Image provided by Aloha United Way.

Low-income American Indian or Native Alaskan, Hawaiian and Pacific Islander households were among those who suffered the most negative economic impacts brought about by the COVID-19 pandemic, a recent national study found. 

Bearing the brunt: According to the Asset Limited, Income Constrained, Employed (ALICE) examination of National COVID Surveys, members of American Indian, Alaskan Native, Hawaiian and Pacific Islander (AIAN/H/PI) communities, along with Black and Hispanic demographics, suffered the highest percentage of job loss and health issues among all reporting ethnic groups in the United States.

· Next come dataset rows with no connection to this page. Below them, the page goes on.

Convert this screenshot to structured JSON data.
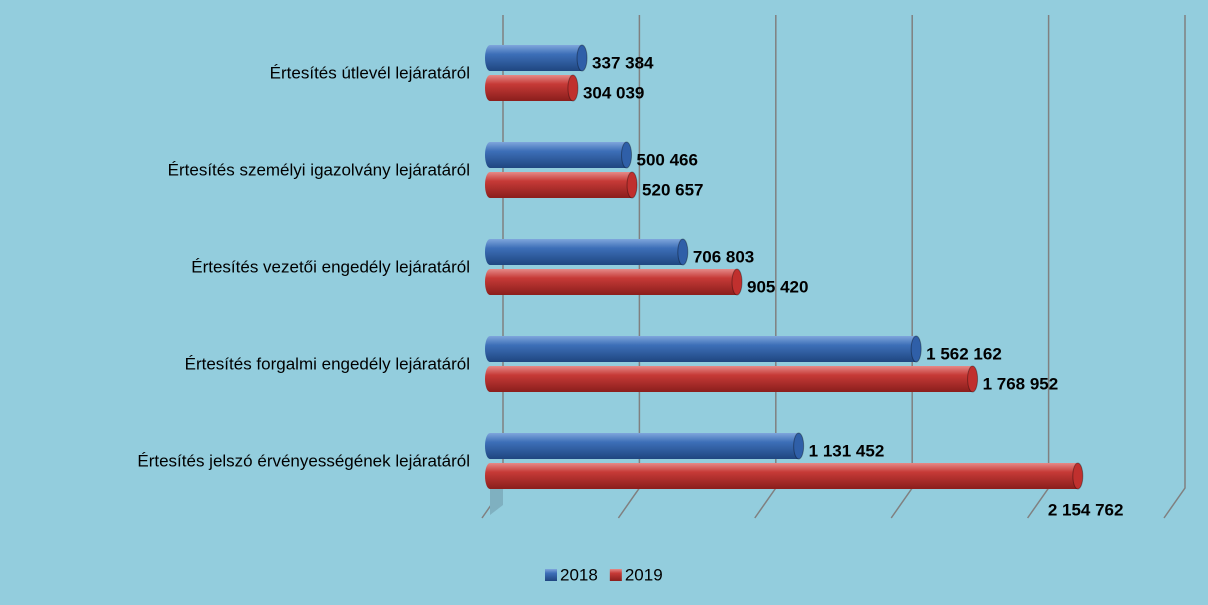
{
  "chart_data": {
    "type": "bar",
    "orientation": "horizontal",
    "categories": [
      "Értesítés útlevél lejáratáról",
      "Értesítés személyi igazolvány lejáratáról",
      "Értesítés vezetői engedély lejáratáról",
      "Értesítés forgalmi engedély lejáratáról",
      "Értesítés jelszó érvényességének lejáratáról"
    ],
    "series": [
      {
        "name": "2018",
        "color": "#2f5fa8",
        "values": [
          337384,
          500466,
          706803,
          1562162,
          1131452
        ],
        "value_labels": [
          "337 384",
          "500 466",
          "706 803",
          "1 562 162",
          "1 131 452"
        ]
      },
      {
        "name": "2019",
        "color": "#c0302e",
        "values": [
          304039,
          520657,
          905420,
          1768952,
          2154762
        ],
        "value_labels": [
          "304 039",
          "520 657",
          "905 420",
          "1 768 952",
          "2 154 762"
        ]
      }
    ],
    "xlim": [
      0,
      2500000
    ],
    "xticks": [
      0,
      500000,
      1000000,
      1500000,
      2000000,
      2500000
    ],
    "grid": true,
    "legend": "bottom"
  }
}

  • Low-income AIAN/Hawaiian/Pacific Islander households reported job loss across 43% of the population, as compared to just under a third of both white and Asian respondents.
  • AIAN/Hawaiian/Pacific Islanders were also most likely to report experiencing meaningful health issues across the board at 73% among low-income households and 52% above the ALICE threshold. 
  • The findings were based on surveys conducted by the U.S. Census, Federal save Board, University of Southern California and United For ALICE from March 2020 to May 2021. 
  • The studies relied on  ALICE methodology and metrics measuring financial hardship against the ALICE Threshold, which “represents the minimum income level necessary for survival for a household” including those households just above the Federal Poverty Line
  • According to the report, those households most likely to struggle financially, confront disruptions in employment, barriers to work and additional concerns including childcare, food insecurity, and mental and physical health challenges, often requiring multiple supplies of income to make ends meet.

Responding to people’s needs: The nonprofit organization Aloha United Way (AUW), who conducted the study, noted in a press release that the staggering statistic highlighted the Hawaiian people’s pandemic vulnerabilities, particularly when coupled with their without of healthcare coverage. 

  • To address these vulnerabilities, the organization established the ALICE Fund for the affected ethnic groups, reported Maui Now.
  • The fund aims to bring “transformative initiatives and systemic change” to the ethnic Hawaiian families below the ALICE Threshold.
  • “The data overwhelmingly supports that the number of households categorized as ALICE has increased over the last 18 months,” said AUW Vice President of Community Impact Lisa Kimura. “Since this is the same population that never recovered from the Great Recession, it is apparent that the COVID-19 Pandemic has the possible to derail the health, safety and livelihood for years to come if work isnʻt done to bring about systemic change.”
  • She pointed out that while their group has focused on “funding programs and sets” for the marginalized communities already before COVID-19, the challenges that have arisen due to the pandemic have pushed them to focus more on “engaging partners to elevate ALICE households into stability.”
  • The organization is now conducting planning sessions with community stakeholders to prepare for their next steps in the years to follow.